The use of pneumococcal vaccine may help to prevent bacteremic pneumococcal pneumonia,18,22 and thus it could conceivably be useful to lower the fatality rate in CAP. In this regard, some studies have found that pneumococcal polysaccharide vaccine is effective in preventing hospitalizations for pneumonia8 and reduces the rates of ICU admission and inhospital mortality in immunosuppressed and nonimmunosuppressed patients with CAP or invasive pneumococcal disease.15,21–33 However, there is little evidence of vaccine protection for pneumonia.30
Finally, we found no evidence to suggest that statins improve the outcomes of patients with DM and pneumonia.
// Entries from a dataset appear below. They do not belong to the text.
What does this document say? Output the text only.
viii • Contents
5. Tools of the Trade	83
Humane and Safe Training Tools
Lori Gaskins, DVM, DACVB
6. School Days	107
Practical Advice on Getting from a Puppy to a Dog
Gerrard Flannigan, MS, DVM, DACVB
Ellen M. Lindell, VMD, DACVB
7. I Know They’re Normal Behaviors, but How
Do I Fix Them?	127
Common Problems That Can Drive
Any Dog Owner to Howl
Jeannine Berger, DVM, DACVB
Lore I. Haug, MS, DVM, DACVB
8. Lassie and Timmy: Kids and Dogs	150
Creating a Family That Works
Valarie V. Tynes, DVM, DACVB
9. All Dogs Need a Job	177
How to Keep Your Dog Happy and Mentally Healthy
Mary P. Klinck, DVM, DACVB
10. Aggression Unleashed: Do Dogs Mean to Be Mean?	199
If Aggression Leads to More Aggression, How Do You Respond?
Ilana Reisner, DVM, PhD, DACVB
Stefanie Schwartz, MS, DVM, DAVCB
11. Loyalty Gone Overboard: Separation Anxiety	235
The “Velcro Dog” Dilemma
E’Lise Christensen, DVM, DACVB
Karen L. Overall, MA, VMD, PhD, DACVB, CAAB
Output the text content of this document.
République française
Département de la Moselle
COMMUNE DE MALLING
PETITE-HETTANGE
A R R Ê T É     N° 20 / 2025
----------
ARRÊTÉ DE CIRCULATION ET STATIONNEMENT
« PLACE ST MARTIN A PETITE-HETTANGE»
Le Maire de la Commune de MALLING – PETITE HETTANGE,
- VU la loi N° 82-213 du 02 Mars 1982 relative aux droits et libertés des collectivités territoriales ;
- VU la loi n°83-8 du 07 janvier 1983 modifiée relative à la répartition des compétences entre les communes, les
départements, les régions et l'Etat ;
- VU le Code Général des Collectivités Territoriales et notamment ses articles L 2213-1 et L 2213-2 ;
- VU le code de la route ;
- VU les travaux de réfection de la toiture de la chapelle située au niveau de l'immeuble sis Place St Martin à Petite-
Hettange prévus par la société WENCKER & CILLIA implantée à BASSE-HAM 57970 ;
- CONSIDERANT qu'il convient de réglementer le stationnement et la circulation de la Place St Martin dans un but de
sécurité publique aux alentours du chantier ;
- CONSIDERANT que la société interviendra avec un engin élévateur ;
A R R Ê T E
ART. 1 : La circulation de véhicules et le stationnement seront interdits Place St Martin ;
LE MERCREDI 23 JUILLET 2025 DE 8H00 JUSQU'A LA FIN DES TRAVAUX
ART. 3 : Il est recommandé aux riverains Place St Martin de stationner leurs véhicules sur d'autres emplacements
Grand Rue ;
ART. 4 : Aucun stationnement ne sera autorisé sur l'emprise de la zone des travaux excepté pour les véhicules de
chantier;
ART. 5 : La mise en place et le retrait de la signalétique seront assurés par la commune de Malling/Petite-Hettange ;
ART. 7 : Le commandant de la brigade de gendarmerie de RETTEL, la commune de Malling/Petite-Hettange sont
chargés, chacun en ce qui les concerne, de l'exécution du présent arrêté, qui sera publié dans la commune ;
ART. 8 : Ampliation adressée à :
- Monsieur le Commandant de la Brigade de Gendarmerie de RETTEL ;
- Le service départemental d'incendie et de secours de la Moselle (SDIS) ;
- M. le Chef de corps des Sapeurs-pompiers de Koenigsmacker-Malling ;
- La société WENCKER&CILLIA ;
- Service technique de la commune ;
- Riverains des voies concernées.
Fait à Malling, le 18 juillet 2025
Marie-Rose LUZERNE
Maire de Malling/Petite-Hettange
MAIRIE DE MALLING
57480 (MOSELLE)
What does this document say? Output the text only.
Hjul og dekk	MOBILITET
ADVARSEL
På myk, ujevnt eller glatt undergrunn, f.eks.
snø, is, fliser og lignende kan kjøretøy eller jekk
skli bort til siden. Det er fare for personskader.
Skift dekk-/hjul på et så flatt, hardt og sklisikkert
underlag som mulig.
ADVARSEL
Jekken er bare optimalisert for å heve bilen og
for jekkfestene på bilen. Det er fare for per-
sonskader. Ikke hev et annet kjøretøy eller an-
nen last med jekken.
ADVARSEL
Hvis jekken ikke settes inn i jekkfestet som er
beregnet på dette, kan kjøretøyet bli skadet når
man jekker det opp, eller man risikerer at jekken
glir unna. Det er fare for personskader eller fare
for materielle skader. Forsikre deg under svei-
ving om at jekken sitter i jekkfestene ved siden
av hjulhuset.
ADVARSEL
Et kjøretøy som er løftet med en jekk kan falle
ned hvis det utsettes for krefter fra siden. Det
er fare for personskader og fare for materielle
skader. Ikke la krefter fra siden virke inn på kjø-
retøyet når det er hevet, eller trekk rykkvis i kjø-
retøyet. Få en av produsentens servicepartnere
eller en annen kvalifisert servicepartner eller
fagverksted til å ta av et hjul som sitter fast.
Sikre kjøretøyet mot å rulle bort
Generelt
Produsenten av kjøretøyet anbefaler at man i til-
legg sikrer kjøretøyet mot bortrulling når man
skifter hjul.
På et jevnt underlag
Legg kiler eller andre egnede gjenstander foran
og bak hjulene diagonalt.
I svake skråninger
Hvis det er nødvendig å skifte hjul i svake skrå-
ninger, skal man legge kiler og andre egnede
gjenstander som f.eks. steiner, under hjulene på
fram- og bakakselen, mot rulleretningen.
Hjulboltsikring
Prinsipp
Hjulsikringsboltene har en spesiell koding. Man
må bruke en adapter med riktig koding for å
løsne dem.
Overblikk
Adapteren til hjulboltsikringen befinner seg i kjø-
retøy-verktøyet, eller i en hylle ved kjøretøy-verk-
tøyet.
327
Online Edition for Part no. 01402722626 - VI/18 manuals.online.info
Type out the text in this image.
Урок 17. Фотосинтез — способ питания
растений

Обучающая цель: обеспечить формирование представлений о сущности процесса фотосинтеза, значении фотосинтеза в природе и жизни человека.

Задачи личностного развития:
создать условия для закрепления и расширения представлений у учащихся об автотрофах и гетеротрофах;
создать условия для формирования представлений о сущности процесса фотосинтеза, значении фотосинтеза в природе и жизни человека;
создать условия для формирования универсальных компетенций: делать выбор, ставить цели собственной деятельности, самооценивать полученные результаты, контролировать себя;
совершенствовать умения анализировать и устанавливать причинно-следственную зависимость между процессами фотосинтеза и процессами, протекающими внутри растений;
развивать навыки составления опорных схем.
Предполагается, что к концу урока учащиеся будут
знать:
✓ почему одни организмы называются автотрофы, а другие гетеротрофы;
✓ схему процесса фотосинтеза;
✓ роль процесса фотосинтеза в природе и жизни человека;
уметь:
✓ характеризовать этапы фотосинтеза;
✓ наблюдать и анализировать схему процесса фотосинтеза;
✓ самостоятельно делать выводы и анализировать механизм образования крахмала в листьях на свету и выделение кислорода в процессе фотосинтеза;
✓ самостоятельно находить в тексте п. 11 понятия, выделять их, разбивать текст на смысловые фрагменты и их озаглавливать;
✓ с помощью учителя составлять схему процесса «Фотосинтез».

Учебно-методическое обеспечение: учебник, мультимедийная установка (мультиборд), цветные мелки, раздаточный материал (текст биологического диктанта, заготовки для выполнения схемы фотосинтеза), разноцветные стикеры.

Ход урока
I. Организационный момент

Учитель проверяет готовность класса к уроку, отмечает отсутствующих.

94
It has previously been suggested that statins may improve the prognosis of CAP because of the immunomodulatory, antioxidative, and anticoagulant effects of these drugs. However, some studies have related the benefits of statins to a “healthy user effect.” To explore this issue, some authors6 have studied the effect of prior use of several classes of cardiovascular drugs on outcomes in CAP. In the current study, there was no association between the use of any cardiovascular drug and better outcomes.
In conclusion, CAP in patients with DM has distinct clinical characteristics compared to those found in nondiabetic patients. We found no significant differences between the DM and non-DM groups as regards the causative pathogen of pneumonia or bacteremia rates. Acute metabolic complications were more frequent in patients with DM, and patients with end-organ damage related to DM were more likely to have cardiac events during their hospitalization for CAP. Overall, patients with DM had similar early and overall case-fatality rates to those of nondiabetic patients. Independent factors for mortality in patients with DM were advanced age, bacteremia, septic shock at admission, and gram-negative pneumonia. The subset of patients with end-organ damage constitutes the most fragile population, and had higher early mortality than the overall population. Efforts should be made to improve the management of CAP among patients with end-organ damage related to DM.
Footnotes
Abbreviations: CAP = community-acquired pneumonia, DM = diabetes mellitus, EIA = enzyme immunoassay, ICU = intensive care unit, IF = immunofluorescence, PSI = Pneumonia Severity Index
Financial support: This study was supported by the Ministerio de Ciencia e Innovación, Instituto de Salud Carlos III and co-financed by the European Regional Development Fund “A way to achieve Europe” ERDF, Spanish Network for Research in Infectious Diseases (REIPI RD06/0008). Dr. Garcia-Vidal is the recipient of a Juan de la Cierva research grant from the Instituto de Salud Carlos III, Madrid, Spain. Dr Viasus is the recipient of a research grant from the Institut d’Investigació Biomèdica de Bellvitge (IDIBELL).
The authors have no conflicts of interest to disclose.